In queste pagine, rimaste finora inedite, c’è più gentilezza che durezza, una dimensione spirituale inattesa per un’atea dichiarata che però teneva sul comodino un’immagine della Madonna, prevale il lato più autentico e umano e una totale fiducia nei confronti di Monsignor Fisichella al quale dice “ti ringrazio d’esistere”. Sono lettere che ripercorrono la storia di un’amicizia, come dice Fisichella nella sua lunga introduzione al libro.
Nella prima lettera del giugno 2005 Fallaci ringrazia Fisichella di essere “così intelligente, così libero, così generoso” dopo l’intervista in cui il Monsignore spiegava quello che pensava su quanto Fallaci aveva detto su Papa Benedetto XVI.
“Non posso non provare un sentimento di contentezza intellettuale nel vedere una concordanza, espressa così vivacemente, tra la libera intelligenza della Fallaci e la libertà di pensiero di un grande teologo qual è Joseph Ratzinger, che ora è anche Papa” spiegava Fisichella.
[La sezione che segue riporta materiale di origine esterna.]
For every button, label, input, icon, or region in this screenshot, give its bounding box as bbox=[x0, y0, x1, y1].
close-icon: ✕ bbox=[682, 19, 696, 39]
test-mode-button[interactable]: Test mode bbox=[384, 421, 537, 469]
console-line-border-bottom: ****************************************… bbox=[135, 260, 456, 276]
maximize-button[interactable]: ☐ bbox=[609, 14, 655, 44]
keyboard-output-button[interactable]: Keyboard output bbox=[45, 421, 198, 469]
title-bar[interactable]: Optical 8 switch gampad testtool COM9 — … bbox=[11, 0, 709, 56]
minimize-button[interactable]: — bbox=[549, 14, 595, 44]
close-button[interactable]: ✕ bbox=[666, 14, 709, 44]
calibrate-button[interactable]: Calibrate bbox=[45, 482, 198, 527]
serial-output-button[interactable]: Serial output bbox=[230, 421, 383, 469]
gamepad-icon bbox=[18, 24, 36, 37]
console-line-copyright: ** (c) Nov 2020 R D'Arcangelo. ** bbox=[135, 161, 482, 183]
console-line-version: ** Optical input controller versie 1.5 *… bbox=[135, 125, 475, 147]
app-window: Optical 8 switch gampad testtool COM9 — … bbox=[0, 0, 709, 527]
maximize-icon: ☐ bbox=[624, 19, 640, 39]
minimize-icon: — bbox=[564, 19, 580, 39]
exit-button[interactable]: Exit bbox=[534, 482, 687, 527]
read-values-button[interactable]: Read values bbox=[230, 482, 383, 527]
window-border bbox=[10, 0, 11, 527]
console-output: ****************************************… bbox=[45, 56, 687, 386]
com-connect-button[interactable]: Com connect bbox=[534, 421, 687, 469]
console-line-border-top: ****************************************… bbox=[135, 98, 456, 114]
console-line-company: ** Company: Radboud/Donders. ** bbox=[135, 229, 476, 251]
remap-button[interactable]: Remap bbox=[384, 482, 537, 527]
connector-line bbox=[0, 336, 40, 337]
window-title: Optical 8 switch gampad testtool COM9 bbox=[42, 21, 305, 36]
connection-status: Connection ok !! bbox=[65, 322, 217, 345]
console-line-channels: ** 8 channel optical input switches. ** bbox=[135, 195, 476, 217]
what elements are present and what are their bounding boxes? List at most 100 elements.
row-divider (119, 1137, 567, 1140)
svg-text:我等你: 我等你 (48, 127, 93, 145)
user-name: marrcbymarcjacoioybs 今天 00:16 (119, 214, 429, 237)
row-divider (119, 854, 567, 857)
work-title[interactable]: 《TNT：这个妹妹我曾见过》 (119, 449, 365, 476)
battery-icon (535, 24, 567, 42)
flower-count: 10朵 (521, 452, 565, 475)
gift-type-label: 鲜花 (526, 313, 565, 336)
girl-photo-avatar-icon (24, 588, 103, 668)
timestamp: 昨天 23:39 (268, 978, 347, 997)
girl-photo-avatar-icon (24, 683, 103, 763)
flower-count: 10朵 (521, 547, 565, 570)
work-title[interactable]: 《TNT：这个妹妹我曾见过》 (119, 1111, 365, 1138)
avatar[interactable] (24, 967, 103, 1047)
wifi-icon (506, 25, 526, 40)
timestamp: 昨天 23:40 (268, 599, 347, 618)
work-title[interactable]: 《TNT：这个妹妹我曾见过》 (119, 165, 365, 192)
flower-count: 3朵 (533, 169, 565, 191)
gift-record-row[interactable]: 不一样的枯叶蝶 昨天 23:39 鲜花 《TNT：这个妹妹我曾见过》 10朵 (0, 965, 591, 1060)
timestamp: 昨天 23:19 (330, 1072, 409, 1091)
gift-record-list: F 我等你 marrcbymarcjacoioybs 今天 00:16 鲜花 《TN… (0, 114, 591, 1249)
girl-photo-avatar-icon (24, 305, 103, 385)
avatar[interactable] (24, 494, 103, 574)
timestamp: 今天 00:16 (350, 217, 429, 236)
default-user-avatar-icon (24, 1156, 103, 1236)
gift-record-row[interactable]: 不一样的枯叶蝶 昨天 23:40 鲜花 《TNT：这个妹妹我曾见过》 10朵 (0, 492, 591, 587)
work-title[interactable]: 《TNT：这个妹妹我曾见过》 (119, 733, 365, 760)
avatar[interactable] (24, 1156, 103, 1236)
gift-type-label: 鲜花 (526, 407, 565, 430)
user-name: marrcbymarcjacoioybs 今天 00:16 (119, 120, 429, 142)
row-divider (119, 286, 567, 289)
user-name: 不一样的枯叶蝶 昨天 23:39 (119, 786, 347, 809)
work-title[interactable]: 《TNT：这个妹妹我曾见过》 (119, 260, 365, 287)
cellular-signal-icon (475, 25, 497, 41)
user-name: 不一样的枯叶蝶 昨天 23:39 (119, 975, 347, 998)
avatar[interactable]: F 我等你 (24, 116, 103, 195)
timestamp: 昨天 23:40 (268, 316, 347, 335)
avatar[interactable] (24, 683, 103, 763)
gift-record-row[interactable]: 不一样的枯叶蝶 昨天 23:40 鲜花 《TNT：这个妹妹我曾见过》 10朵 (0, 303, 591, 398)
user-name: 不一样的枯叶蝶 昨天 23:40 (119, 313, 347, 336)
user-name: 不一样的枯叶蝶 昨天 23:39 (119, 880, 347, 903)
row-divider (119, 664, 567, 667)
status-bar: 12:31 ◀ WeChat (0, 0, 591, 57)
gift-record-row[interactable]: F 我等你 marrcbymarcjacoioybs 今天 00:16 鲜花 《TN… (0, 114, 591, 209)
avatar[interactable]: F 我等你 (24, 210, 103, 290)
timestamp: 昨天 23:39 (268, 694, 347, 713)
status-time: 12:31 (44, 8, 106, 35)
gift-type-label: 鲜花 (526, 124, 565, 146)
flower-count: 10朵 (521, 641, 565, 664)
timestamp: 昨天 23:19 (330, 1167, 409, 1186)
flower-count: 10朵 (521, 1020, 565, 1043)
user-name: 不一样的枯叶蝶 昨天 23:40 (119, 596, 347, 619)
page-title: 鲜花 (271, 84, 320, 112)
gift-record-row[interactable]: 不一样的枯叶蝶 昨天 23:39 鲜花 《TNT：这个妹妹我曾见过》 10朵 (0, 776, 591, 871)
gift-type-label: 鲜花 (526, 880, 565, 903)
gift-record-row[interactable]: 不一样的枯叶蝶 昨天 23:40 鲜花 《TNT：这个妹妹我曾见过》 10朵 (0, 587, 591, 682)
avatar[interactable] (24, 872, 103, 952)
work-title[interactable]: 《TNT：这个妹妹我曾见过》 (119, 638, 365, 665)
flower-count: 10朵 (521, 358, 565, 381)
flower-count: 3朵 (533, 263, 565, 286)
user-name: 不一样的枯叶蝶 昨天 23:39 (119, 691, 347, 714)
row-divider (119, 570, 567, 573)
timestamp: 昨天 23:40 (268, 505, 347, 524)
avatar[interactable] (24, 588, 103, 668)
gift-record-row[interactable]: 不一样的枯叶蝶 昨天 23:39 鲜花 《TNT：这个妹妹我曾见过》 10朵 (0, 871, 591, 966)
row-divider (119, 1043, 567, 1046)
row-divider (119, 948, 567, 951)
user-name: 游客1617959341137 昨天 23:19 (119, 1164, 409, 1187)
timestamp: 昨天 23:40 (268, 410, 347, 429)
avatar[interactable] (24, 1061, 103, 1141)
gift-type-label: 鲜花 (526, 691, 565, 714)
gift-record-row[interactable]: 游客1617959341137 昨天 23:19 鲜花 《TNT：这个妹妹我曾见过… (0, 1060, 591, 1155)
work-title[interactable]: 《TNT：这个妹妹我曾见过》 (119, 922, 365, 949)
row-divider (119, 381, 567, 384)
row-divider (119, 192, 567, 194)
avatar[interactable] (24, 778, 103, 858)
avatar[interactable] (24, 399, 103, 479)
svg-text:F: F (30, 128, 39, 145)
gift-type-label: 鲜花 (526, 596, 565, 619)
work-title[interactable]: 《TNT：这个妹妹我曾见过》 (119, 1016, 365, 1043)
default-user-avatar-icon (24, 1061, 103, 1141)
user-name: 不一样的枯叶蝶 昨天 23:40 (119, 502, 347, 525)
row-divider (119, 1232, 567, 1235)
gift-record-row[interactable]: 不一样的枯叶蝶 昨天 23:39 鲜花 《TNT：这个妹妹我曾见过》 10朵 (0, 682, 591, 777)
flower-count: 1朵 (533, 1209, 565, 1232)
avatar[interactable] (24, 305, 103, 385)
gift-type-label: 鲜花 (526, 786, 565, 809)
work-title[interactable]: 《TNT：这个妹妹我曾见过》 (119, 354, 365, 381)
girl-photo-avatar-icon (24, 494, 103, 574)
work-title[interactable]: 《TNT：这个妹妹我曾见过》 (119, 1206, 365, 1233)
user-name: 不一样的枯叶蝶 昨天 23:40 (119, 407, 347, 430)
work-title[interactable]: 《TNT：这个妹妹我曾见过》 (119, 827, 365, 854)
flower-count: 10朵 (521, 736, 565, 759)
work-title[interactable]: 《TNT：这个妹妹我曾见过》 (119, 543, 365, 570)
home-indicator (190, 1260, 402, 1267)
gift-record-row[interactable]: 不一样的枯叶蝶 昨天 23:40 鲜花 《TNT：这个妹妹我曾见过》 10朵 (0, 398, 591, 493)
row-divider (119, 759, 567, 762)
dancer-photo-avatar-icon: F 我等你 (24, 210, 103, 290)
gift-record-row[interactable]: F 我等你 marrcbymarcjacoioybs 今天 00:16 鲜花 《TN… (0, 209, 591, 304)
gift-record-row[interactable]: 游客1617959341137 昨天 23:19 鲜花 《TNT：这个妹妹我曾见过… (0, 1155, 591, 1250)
Da quell’intervista è partito il loro rapporto che è durato fino alla morte di Oriana. La giornalista parla con Monsignore anche della sua malattia: “Il guaio è che sono molto malata. Ormai l’Alieno mi divora perfino gli occhi. Medea e i suoi figli ho dovuto dettarlo come Milton che da cieco dettava, mi si perdoni il paragone, La Storia d’Inghilterra e il Paradiso perduto. E questo mi confina a New York dove allo Sloane Cancer Center sono più bravi dei milanesi che immeritatamente rincorrono il Nobel (per quel che vale) e meritatamente perdono i referendum.
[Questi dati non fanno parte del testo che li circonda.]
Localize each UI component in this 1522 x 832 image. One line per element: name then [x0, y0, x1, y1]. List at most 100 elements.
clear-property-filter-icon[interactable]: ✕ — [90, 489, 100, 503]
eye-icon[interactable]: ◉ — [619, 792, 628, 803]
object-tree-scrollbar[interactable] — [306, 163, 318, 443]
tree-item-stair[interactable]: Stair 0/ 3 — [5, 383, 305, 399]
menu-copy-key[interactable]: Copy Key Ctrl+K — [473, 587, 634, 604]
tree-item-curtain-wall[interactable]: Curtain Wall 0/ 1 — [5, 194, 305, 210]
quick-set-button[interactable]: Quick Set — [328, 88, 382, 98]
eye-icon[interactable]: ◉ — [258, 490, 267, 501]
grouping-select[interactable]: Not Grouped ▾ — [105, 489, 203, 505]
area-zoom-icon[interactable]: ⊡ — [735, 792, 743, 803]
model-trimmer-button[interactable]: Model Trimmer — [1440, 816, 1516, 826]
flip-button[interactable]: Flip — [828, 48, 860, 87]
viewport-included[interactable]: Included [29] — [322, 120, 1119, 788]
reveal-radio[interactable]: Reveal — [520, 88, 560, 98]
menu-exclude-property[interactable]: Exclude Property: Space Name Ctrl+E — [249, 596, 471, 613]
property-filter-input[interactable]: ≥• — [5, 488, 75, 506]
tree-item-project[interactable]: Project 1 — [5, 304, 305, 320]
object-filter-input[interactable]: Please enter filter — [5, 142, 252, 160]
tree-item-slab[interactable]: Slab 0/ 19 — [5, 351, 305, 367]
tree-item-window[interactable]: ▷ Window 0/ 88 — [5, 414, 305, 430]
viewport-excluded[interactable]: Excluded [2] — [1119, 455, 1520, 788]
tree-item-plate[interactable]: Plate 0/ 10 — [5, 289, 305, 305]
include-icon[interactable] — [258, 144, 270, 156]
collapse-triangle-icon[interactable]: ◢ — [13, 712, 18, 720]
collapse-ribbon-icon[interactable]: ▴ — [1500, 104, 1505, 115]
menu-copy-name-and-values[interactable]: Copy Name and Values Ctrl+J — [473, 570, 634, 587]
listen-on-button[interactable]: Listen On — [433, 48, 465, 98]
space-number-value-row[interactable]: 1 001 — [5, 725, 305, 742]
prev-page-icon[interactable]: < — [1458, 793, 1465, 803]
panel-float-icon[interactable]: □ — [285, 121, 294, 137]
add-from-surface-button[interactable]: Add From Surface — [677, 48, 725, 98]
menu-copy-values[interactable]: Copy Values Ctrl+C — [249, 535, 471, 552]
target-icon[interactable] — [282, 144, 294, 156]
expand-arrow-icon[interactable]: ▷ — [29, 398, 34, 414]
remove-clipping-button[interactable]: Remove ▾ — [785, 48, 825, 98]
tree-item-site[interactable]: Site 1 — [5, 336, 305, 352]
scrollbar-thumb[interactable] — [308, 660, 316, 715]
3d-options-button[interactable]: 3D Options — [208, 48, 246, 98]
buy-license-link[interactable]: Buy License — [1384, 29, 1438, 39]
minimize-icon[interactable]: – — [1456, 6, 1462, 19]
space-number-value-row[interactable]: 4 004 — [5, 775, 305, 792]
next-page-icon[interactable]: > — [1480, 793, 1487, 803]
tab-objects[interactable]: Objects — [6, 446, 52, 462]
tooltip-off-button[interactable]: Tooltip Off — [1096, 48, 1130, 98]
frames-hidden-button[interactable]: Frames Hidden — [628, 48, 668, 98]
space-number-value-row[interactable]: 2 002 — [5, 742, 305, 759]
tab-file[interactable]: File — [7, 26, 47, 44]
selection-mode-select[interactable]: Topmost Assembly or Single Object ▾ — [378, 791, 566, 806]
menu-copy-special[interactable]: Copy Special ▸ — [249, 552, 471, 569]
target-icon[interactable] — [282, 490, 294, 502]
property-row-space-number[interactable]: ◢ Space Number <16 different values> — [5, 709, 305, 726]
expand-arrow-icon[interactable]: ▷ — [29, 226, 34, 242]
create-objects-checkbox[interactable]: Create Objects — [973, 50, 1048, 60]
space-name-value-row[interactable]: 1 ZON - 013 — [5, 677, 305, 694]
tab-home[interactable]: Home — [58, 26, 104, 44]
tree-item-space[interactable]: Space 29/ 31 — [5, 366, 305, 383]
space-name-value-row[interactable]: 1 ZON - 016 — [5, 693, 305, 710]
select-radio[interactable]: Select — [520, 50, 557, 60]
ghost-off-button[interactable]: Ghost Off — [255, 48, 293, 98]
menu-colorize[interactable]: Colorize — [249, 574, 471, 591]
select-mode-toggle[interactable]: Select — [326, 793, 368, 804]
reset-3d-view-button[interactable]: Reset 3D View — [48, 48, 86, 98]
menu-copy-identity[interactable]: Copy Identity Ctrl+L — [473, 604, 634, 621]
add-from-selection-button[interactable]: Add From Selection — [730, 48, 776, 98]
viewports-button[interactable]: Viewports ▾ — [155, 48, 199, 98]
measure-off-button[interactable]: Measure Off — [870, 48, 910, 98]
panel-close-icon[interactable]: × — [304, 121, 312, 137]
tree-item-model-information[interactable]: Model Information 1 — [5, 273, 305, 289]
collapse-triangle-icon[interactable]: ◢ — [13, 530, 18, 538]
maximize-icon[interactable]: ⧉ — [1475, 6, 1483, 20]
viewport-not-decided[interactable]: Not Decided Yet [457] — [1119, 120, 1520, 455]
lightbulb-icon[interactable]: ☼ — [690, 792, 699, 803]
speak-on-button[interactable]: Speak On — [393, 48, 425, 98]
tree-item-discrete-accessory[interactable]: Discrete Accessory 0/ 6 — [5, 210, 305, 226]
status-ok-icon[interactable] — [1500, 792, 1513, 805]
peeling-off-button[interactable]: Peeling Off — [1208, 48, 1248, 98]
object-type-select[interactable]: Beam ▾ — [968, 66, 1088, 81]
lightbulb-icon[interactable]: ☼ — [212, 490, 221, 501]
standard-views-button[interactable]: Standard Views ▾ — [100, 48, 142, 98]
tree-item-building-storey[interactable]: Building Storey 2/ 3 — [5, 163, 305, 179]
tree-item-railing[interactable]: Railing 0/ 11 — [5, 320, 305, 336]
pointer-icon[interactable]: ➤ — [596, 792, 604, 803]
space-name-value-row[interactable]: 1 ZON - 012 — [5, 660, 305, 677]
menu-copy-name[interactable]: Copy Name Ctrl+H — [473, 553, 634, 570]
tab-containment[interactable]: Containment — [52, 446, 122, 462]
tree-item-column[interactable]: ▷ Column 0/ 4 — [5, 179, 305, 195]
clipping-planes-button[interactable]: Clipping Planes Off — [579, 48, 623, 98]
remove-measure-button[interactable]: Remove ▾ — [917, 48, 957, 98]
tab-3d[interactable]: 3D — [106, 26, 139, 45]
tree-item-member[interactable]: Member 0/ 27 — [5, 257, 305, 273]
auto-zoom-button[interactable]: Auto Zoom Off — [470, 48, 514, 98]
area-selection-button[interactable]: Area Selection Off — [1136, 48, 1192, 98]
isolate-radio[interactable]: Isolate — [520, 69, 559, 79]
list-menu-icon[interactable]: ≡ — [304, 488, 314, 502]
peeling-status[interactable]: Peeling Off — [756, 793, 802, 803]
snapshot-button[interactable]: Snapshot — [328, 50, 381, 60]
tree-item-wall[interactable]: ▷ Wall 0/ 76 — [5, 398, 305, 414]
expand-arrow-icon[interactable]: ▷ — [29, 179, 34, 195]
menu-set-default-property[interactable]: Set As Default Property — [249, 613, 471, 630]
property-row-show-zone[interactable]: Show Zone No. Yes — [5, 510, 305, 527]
Prigioniera delle chemioterapie e delle radioterapie, non posso allontanarmi”. L’alieno “le aveva chiuso gli occhi, ma certamente non le aveva rapito la speranza” sottolinea.
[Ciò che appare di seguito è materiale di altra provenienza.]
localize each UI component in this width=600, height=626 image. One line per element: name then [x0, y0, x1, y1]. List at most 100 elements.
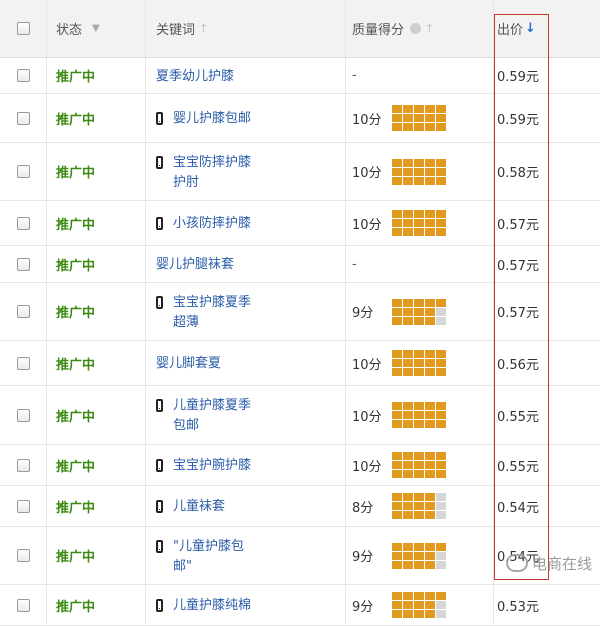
row-checkbox[interactable] [16, 499, 30, 513]
quality-bar-block [436, 105, 446, 113]
row-checkbox-cell [0, 201, 47, 245]
row-checkbox[interactable] [16, 69, 30, 82]
quality-bar-meter [392, 493, 446, 519]
quality-bar-meter [392, 592, 446, 618]
row-checkbox[interactable] [16, 458, 30, 472]
price-cell[interactable]: 0.57元 [494, 246, 546, 282]
quality-score: 10分 [352, 459, 382, 475]
price-cell[interactable]: 0.54元 [494, 486, 546, 526]
quality-bar-block [425, 560, 435, 569]
help-circle-icon[interactable] [410, 23, 422, 34]
price-cell[interactable]: 0.53元 [494, 585, 546, 625]
dropdown-triangle-icon[interactable]: ▼ [92, 23, 100, 34]
header-quality-label: 质量得分 [352, 23, 405, 38]
sort-up-arrow-icon[interactable]: ↑ [425, 22, 434, 35]
keyword-cell: 宝宝防摔护膝 护肘 [146, 143, 346, 200]
quality-bar-block [436, 307, 446, 316]
row-checkbox[interactable] [16, 408, 30, 422]
keyword-link[interactable]: 夏季幼儿护膝 [156, 67, 234, 87]
table-row: 推广中 婴儿脚套夏 10分 0.56元 [0, 341, 600, 386]
mobile-phone-icon [156, 500, 163, 513]
keyword-link[interactable]: 儿童袜套 [173, 497, 225, 517]
quality-bar-block [403, 470, 413, 478]
quality-bar-block [403, 307, 413, 316]
quality-bar-block [425, 461, 435, 469]
keyword-link[interactable]: "儿童护膝包 邮" [173, 537, 244, 577]
quality-cell: 10分 [346, 341, 494, 385]
quality-bar-block [403, 114, 413, 122]
keyword-link[interactable]: 宝宝护膝夏季 超薄 [173, 293, 251, 333]
row-checkbox[interactable] [16, 111, 30, 125]
table-row: 推广中 夏季幼儿护膝 - 0.59元 [0, 58, 600, 94]
quality-score: 9分 [352, 306, 374, 321]
price-cell[interactable]: 0.58元 [494, 143, 546, 200]
price-cell[interactable]: 0.56元 [494, 341, 546, 385]
keyword-line: 婴儿脚套夏 [156, 356, 222, 371]
row-checkbox[interactable] [16, 216, 30, 230]
keyword-cell: 宝宝护膝夏季 超薄 [146, 283, 346, 340]
keyword-link[interactable]: 儿童护膝夏季 包邮 [173, 396, 251, 436]
keyword-link[interactable]: 婴儿脚套夏 [156, 354, 221, 374]
quality-bar-block [436, 542, 446, 551]
quality-bar-block [414, 551, 424, 560]
price-cell[interactable]: 0.57元 [494, 201, 546, 245]
keyword-link[interactable]: 宝宝护腕护膝 [173, 456, 251, 476]
quality-bar-block [414, 176, 424, 185]
quality-bar-block [392, 105, 402, 113]
row-checkbox[interactable] [16, 305, 30, 318]
header-keyword[interactable]: 关键词 ↑ [146, 0, 346, 57]
row-checkbox-cell [0, 386, 47, 444]
keyword-line: 宝宝护膝夏季 [173, 294, 252, 310]
quality-bar-block [414, 114, 424, 122]
price-cell[interactable]: 0.59元 [494, 58, 546, 93]
price-cell[interactable]: 0.55元 [494, 386, 546, 444]
quality-bar-block [392, 158, 402, 167]
row-checkbox[interactable] [16, 549, 30, 562]
status-cell: 推广中 [47, 386, 146, 444]
mobile-phone-icon [156, 217, 163, 230]
keyword-link[interactable]: 小孩防摔护膝 [173, 214, 251, 234]
quality-bar-block [414, 493, 424, 501]
keyword-line: 小孩防摔护膝 [173, 216, 252, 231]
row-checkbox[interactable] [16, 165, 30, 178]
quality-bar-block [436, 402, 446, 410]
sort-up-arrow-icon[interactable]: ↑ [199, 22, 208, 35]
row-filler [546, 201, 600, 245]
quality-bar-block [436, 350, 446, 358]
keyword-link[interactable]: 婴儿护膝包邮 [173, 109, 251, 129]
header-quality[interactable]: 质量得分 ↑ [346, 0, 494, 57]
keyword-link[interactable]: 儿童护膝纯棉 [173, 596, 251, 616]
quality-bar-block [436, 210, 446, 218]
quality-bar-block [436, 411, 446, 419]
quality-bar-meter [392, 210, 446, 236]
keyword-line: 儿童护膝纯棉 [173, 598, 252, 613]
row-filler [546, 341, 600, 385]
keyword-link[interactable]: 宝宝防摔护膝 护肘 [173, 153, 251, 193]
status-text: 推广中 [56, 357, 96, 373]
price-cell[interactable]: 0.57元 [494, 283, 546, 340]
price-cell[interactable]: 0.59元 [494, 94, 546, 142]
header-price[interactable]: 出价 ↓ [494, 0, 546, 57]
quality-bar-block [392, 592, 402, 600]
header-status[interactable]: 状态 ▼ [47, 0, 146, 57]
quality-bar-block [414, 470, 424, 478]
keyword-line: 包邮 [173, 418, 200, 433]
table-row: 推广中 儿童袜套 8分 0.54元 [0, 486, 600, 527]
row-checkbox[interactable] [16, 257, 30, 271]
quality-bar-block [403, 167, 413, 176]
mobile-phone-icon [156, 459, 163, 472]
keyword-link[interactable]: 婴儿护腿袜套 [156, 255, 234, 275]
status-text: 推广中 [56, 306, 96, 321]
price-cell[interactable]: 0.55元 [494, 445, 546, 485]
select-all-checkbox[interactable] [16, 22, 30, 35]
quality-bar-block [414, 502, 424, 510]
status-text: 推广中 [56, 217, 96, 233]
row-checkbox[interactable] [16, 598, 30, 612]
sort-down-arrow-icon[interactable]: ↓ [525, 21, 536, 36]
quality-bar-block [425, 316, 435, 325]
row-checkbox[interactable] [16, 356, 30, 370]
quality-bar-block [392, 452, 402, 460]
table-row: 推广中 儿童护膝纯棉 9分 0.53元 [0, 585, 600, 626]
quality-bar-block [392, 402, 402, 410]
row-checkbox-cell [0, 585, 47, 625]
Nelle lettere successive la giornalista, autrice di libri come ‘Se il sole muore’, ‘Lettera a un bambino mai nato’ e ‘Insciallah’ si rivolge a Fisichella chiamandolo Mon Seigneur al quale dona molti libri anche antichi tra cui una Genesi del 1500 o del 1600, una Teologia Moralis del 1626, i Dialoghi di Platone e la prima copia del suo libro ‘La forza della ragione’.
A Fisichella, Oriana parla anche del suo testamento e delle sue paure fino ad infuriarsi, nella lettera che chiude la corrispondenza il 21 maggio 2006 da New York – pochi mesi prima della sua morte, avvenuta il 15 settembre 2006 a Firenze – per l’intrusione nella sua privacy. “I servizi segreti non hanno alcun diritto di ficcare il naso nelle mie faccende private e personali. Peggio: nella mia morte. Non appartengo a sette mafiose o a circoli truffaldini del calcio. Non sono un terrorista di Al Qaida o una spia di Hamas. Sono un probo ed ultrarispettabile cittadino che rende onore e ha sempre reso onore al proprio Paese” afferma Fallaci. “Non ho bisogno di prudenza, ma ho bisogno di riservatezza. E questa la esigo, sì, con grande rigore” sottolinea la scrittrice che alla fine riuscirà ad ottenere, come desiderava, che per la sua morte suonassero le campane del Duomo di Firenze e benché non fosse facile esaudire la sua richiesta, alla fine accadde.